Isaiah Hartenstein might not post impressive statlines or highlight reel-worthy plays but his impact on this Knicks team is unmistakable.
The Knicks have gotten off a bit of an inauspicious start to this season, dropping three of their first five games. Disappointing beginnings have been something of a theme the last few seasons, with a 10-13 start last year and also to begin the 2020-’21 season. As we know, the Knicks went on to make the playoffs in both of those seasons, so this shouldn’t be too much of a concern yet.
Beyond the Box Score
Naturally, a lot of the focus during this early season is the play and impact of the cornerstone guys; Jalen Brunson, Julius Randle, and R.J. Barrett, and rightfully so. These are guys expected to fill out the box score with good to great stats and are paid to put up numbers, rather than bringing solely intangibles.
Integral to winning though, beyond stars, is having guys who bring energy and hustle to the table, and one of those responsible is 25-year-old backup center Isaiah Hartenstein. I-Hart inked a two-year/$16 million contract during the Summer of 2022 and if you watch the games, is clearly one of the most intense and industrious players on the roster, perfectly embodying the New York ethos.
At a career output of 5.5 points and 4.8 rebounds per game, per ESPN Stats, Hartenstein’s statistical production is minimal. However, despite his underwhelming numbers, I-Hart is one of the most underrated cogs in the Knicks machine running smoothly.
After a tough bucket or defensive stand, Hartenstein is always roaring to his teammates and/or the crowd, hyping them up in a way we don’t usually see from many more understated Knicks players. One moment on opening night, albeit a loss, I-Hart was willing to get in the mix in a key fourth-quarter possession, going nose-first for the ball and taking an elbow from Jaylen Brown.
Hart At Work
In a small sample size, the Knicks’ two wins this season coincide with the center’s two highest-scoring outputs; eight against the Hawks and 13 against the Cavs, per ESPN Stats. Unpacking this a bit further, Hartenstein last season averaged nearly two more rebounds per game in the Knicks’ wins, as opposed to losses, per ESPN Stats. His scoring output was relatively the same, but so far in his Knicks tenure, the more Hartenstein is around the ball, especially in the game to grab boards, the more effective the Knicks have been.

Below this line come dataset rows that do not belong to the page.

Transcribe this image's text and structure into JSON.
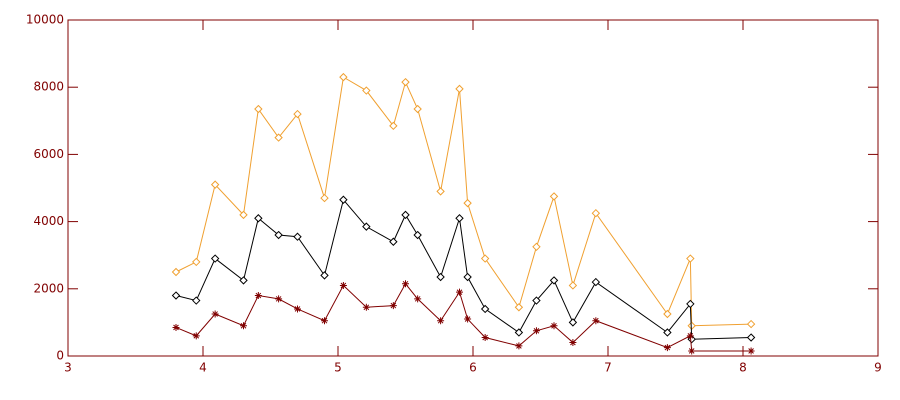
{
  "chart_data": {
    "type": "line",
    "x": [
      3.8,
      3.95,
      4.09,
      4.3,
      4.41,
      4.56,
      4.7,
      4.9,
      5.04,
      5.21,
      5.41,
      5.5,
      5.59,
      5.76,
      5.9,
      5.96,
      6.09,
      6.34,
      6.47,
      6.6,
      6.74,
      6.91,
      7.44,
      7.61,
      7.62,
      8.06
    ],
    "series": [
      {
        "color": "#f0a030",
        "marker": "diamond",
        "values": [
          2500,
          2800,
          5100,
          4200,
          7350,
          6500,
          7200,
          4700,
          8300,
          7900,
          6850,
          8150,
          7350,
          4900,
          7950,
          4550,
          2900,
          1450,
          3250,
          4750,
          2100,
          4250,
          1250,
          2900,
          900,
          950
        ]
      },
      {
        "color": "#000000",
        "marker": "diamond",
        "values": [
          1800,
          1650,
          2900,
          2250,
          4100,
          3600,
          3550,
          2400,
          4650,
          3850,
          3400,
          4200,
          3600,
          2350,
          4100,
          2350,
          1400,
          700,
          1650,
          2250,
          1000,
          2200,
          700,
          1550,
          500,
          550
        ]
      },
      {
        "color": "#800000",
        "marker": "asterisk",
        "values": [
          850,
          600,
          1250,
          900,
          1800,
          1700,
          1400,
          1050,
          2100,
          1450,
          1500,
          2150,
          1700,
          1050,
          1900,
          1100,
          550,
          300,
          750,
          900,
          400,
          1050,
          250,
          600,
          150,
          150
        ]
      }
    ],
    "axis_color": "#800000",
    "xlim": [
      3,
      9
    ],
    "xticks": [
      3,
      4,
      5,
      6,
      7,
      8,
      9
    ],
    "ylim": [
      0,
      10000
    ],
    "yticks": [
      0,
      2000,
      4000,
      6000,
      8000,
      10000
    ]
  }
}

Defensively, Hartenstein has posted his best defensive rating in his career, per Stat Muse, and in my opinion, is becoming the frontcourt version of Josh Hart, who deservedly gets a lot of love.
Obviously, this doesn’t mean that the Knicks should run the offense through I-Hart, or assign him defensively to the opposing team’s star each night, but the value he provides in terms of doing the little things and bringing the energy is why he and Mitchell Robinson complement each other well and were able to outshine the Cavs in the playoff last season and also on Tuesday night, in a 109-91 victory in which young centers Evan Mobley and Jarrett Allen looked small.
— Teg🚨 (@IQfor3) November 1, 2023
I think Hartenstein definitely deserves more credit than he’s been getting and I believe an increased role could and should be in the cards. Aside from his rebounding numbers, Mitchell Robinson has not had a great beginning to the season, shooting by far a career-low 48% and posting a career-low 6.2 points per game, per ESPN Stats.
While I like Robinson, he sometimes looked checked out and lethargic, which is the antithesis of Hartenstein, who has given equal point production and energy this season. Also, injuries are always a concern with Mitch, who was only healthy for 59 games last year, as opposed to the full 82 for I-Hart. Mitch definitely has more ability, especially defensively, and is compensated more than Hartenstein, but don’t be surprised if we see a diminished role for Mitch result in an increase of minutes for Hartenstein, if these trends continue.